There are so many applications to the use of blockchain beyond bitcoin. It can be deployed to track and trace the origin of goods from the farm to the warehouse, where the raw materials come from, verify ownership of intellectual property and help recover stolen goods in transit.
Blockchain application is endless and can only be limited by our imagination. The technology provides better transparency and visibility to the supply chain and increases the value of products as consumers now have the detailed information on where they came from.
Blockchain and Manufacturing
Supply chain, identity, and data management are three key areas that blockchain can work on to revolutionize the manufacturing sector.
As a manufacturer, there are so many things you have to deal with that makes transparency and accountability challenges.
These ranges from logistics of shipping new parts as more manufacturers are starting to shift from the traditional break-fix model to the cost-effective subscription-based model that maximizes product uptime.
This allows the manufacturers to leverage predictive analysis so they are more proactive to their maintenance culture and not just reactionary.

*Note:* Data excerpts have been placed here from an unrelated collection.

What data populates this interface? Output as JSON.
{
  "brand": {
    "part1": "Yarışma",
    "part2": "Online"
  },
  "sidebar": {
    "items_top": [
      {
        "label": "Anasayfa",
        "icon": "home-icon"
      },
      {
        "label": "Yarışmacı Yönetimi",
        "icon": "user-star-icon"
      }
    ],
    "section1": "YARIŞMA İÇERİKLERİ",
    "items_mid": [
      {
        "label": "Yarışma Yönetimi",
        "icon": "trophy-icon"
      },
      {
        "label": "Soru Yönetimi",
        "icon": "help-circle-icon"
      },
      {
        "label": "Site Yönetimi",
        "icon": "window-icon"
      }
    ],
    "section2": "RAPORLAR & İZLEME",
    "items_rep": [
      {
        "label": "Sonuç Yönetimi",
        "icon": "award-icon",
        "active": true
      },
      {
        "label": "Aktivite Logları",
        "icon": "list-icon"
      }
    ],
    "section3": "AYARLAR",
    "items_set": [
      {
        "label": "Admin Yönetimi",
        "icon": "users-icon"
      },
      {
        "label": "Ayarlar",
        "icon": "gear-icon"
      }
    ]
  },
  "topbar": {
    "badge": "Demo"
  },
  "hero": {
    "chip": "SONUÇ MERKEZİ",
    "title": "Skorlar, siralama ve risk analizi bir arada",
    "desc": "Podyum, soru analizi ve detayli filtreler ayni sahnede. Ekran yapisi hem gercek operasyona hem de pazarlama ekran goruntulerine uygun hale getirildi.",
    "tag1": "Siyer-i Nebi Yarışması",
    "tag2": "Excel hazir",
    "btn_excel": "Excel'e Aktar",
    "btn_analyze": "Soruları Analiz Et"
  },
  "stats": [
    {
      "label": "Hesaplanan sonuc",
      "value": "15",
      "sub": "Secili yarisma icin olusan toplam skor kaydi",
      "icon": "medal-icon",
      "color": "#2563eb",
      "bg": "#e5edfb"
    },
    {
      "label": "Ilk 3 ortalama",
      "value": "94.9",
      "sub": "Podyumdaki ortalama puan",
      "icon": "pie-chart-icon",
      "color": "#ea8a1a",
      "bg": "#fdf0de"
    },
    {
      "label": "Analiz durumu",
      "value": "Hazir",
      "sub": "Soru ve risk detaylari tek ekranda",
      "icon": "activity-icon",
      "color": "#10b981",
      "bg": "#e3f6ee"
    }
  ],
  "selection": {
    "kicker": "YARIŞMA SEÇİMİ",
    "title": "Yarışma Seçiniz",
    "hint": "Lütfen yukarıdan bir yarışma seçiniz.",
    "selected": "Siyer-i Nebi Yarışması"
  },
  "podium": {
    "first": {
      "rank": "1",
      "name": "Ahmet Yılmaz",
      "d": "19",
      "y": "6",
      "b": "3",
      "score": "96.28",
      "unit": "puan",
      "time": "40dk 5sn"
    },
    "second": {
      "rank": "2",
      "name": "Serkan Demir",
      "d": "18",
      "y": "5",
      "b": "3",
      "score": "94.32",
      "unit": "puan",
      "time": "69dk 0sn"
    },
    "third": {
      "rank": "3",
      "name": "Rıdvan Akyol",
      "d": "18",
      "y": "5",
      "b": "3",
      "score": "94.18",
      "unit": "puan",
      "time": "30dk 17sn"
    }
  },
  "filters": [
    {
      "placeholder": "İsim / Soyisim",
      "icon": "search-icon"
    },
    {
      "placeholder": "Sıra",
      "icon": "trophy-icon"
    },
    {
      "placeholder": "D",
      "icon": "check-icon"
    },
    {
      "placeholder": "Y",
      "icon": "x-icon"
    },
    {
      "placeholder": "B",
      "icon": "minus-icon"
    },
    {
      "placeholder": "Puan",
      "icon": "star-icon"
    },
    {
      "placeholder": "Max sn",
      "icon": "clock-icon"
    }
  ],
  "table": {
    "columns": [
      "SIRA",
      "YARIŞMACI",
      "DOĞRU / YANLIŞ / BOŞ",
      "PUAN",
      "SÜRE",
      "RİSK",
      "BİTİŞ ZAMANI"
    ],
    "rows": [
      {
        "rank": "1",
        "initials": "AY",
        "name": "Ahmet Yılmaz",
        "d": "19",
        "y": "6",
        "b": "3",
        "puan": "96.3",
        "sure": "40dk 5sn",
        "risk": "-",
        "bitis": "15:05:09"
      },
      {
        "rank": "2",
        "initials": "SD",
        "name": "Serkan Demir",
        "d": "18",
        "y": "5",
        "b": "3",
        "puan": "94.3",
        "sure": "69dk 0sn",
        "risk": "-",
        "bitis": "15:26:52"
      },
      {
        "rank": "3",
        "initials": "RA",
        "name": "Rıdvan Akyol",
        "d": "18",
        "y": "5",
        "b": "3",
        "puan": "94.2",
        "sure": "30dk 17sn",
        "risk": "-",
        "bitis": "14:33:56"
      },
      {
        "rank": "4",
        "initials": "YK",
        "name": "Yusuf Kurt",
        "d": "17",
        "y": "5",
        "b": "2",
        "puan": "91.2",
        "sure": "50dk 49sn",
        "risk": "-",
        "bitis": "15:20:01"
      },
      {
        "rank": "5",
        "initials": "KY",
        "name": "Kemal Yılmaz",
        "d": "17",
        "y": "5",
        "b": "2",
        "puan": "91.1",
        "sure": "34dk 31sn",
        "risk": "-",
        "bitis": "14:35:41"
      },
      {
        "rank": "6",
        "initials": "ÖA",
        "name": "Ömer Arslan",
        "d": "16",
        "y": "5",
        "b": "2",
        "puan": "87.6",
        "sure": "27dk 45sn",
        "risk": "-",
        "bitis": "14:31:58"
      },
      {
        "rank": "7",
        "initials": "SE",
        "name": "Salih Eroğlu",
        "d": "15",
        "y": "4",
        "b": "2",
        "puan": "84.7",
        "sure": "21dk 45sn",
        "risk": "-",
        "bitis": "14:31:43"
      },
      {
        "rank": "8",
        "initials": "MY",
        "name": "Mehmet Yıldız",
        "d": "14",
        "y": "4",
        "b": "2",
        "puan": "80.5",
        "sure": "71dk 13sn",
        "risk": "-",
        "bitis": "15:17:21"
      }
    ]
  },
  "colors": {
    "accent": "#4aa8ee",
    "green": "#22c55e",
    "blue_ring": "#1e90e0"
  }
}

With Blockchain, there can be a better track and trace system put in place to enhance the visibility of this process. Blockchain at the top of its technology allows a manufacturer to see its entire global service supply chain repair parts as they move and ensure repairs are done before damage is done.
Blockchain will also ensure this data can create and maintain a shared and continually reconciled database seamlessly in a decentralized manner.
Blockchain and Food Tech
If we go back to the Spinach Scare of 2006, where consumers were confused about the scarcity of their beloved vegetable and then had to wait for weeks to figure out that the major problems affecting the supply of spinach were the lower elevation and the rain. With blockchain, there will be better visibility and transparency in the food chain making sure that the spinach scare of 2006 would be solved in days rather than weeks.
Today's consumers want to be more informed about the processes involved in the production of the meals they consume.
Blockchain technology allows for that level of transparency and accountability as a consumer can look up information to trace the path their food goes through from the farm to the warehouse to their local grocery store.
They will also be informed about the ingredients as well as other preservatives that they might not want to consume. With so much spotlight on every step taken, food production will also take an ethical turn in terms of how food is grown, caught and even slaughtered.
We could also expect new but desirable practices are kept like how animals are hunted and what they do with their skin as well as whether or not fishes are responsibly caught at sea.
Blockchain goes a long way in addressing a lot of issues that we can have and it is a track and trace dream for manufacturers. Adding Blockchain to a manufacturer's sophisticated but complex system won't come cheap but once it is put in motion, blockchain technology can make the processes simpler and easier.